Parents and athletes protested CHSAA’s decision to keep football in the Spring. Now, the football team will play its first game Oct. 8.


media by Kira Zizzo

Jordan Norwood ’23 and a group of Valor students cheers at the intersection of University and Colorado, to protest CHSAA’s decision to keep football in the spring of 2021 Sept. 11. Let CO Play organized three protests throughout the state. All starting at 3:30, the protests occurred in Highlands Ranch, Colorado Springs and Delta.

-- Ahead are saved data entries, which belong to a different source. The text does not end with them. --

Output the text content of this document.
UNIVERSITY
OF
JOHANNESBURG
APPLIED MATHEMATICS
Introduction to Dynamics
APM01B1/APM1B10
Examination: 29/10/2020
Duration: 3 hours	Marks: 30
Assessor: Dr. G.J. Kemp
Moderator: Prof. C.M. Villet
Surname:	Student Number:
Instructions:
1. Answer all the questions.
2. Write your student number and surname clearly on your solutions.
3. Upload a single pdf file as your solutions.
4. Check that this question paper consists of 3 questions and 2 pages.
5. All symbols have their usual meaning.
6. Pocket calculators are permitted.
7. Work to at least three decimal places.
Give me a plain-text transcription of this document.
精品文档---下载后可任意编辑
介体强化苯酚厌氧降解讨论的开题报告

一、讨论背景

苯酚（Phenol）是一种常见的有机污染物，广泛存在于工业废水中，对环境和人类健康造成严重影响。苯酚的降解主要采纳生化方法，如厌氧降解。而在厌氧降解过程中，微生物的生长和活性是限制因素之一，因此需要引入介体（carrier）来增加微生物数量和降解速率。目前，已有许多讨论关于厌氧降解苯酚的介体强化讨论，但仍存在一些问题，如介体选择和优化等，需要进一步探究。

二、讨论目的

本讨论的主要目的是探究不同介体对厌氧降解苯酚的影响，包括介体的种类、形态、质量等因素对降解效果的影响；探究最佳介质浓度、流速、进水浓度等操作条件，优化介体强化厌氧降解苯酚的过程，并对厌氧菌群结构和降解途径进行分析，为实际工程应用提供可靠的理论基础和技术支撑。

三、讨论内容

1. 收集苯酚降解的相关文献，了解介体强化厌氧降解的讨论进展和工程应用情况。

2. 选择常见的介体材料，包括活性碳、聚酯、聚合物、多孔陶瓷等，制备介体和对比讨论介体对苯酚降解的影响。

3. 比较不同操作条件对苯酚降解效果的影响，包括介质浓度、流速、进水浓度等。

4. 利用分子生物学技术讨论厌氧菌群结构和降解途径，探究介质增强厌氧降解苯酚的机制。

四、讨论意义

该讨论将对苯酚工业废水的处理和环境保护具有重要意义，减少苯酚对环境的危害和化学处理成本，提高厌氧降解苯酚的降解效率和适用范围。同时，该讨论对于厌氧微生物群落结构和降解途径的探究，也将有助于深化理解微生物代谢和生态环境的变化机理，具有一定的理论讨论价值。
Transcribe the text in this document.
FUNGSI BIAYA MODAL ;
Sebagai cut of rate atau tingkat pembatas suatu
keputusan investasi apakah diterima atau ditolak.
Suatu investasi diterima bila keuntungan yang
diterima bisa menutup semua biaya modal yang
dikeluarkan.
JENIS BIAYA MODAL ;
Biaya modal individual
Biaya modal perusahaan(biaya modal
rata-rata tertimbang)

“Let us play! Let us play! Let us play!” The chants of protestors mingle with the sounds of passing cars and honking at the intersection of University and Colorado as students and parents protest CHSAA’s decision to delay football to spring of 2021. In response to CHSAA’s interference with the football season, Vann Schield ‘21’s father, Trent Schield, started a petition to “Let CO Play” and organized one of three protests Sept. 11.

The campaign advocates for Colorado student-athletes to have the opportunity to engage in sports safely this fall. Through the Let Colorado Play campaign, students and parents took their disagreement to the streets with peaceful protests in Highlands Ranch, Colorado Springs, and Delta. The Let Colorado Play campaign also utilized online platforms to amplify their voices, with a petition that has over 15,000 signatures and a website that highlights individual student-athlete stories about how a spring season affects them. 

When we are able to come together on the field, that’s when we’re family together.

— Sam Anderson '21

The Let Colorado Play campaign revolves around remedying the detrimental impact that the lack of sports have on student athletes. Trent Schield started this campaign to due to the foundational importance of football to his son, Vann Schield ‘21. He felt inclined to exercise his First Amendment rights in an effort to reverse CHSAA’s decision to delay the football season, striving to elude negative impact of CHSAA’s choice on his son. Trent Schield was concerned that Vann would be at a disadvantage for his future, lacking the chance to impress college coaches.

“Vann’s worked since he was six years old, just to see this die-down and the potential of not being able to play his senior year gets to be rough. It’s huge…The only way they’re making change is by doing what we’re doing and getting a leader like Polis, like we need him to be, to step up and tell CHSAA that we need to play,” Trent Schield said.

For many student athletes, the importance of fall sports exceeds the playing field and has served as a means of unity and belonging.

“It’s our family. We’re all a brotherhood. When we can’t play together, it’s saddening, it’s breaking up the family,” Sam Anderson ‘21 said.

Anderson also began playing football at the age of six and since then, it’s been a substantial portion of his life.

“They go out there, practices, the summer, working hard, to get to this point your senior year. He’s finally a senior, this is his time, and now he doesn’t have the opportunity to go out there and do it,” Lynn Anderson, his mom, said.

Amid protests, CHSAA resubmitted its proposal for fall football and as of Sept. 16, Governor Jared Polis and CHSAA authorized permission for fall football to return.

“It’s not fall without high school football,” Sean Hicks ‘21 said.

The football team will face Columbine Oct. 8 in their first game of the season at Echo Park at 6 p.m. Only seniors are allowed to attend the Varsity football game, all crowd-goers must have a ticket purchased through the front office.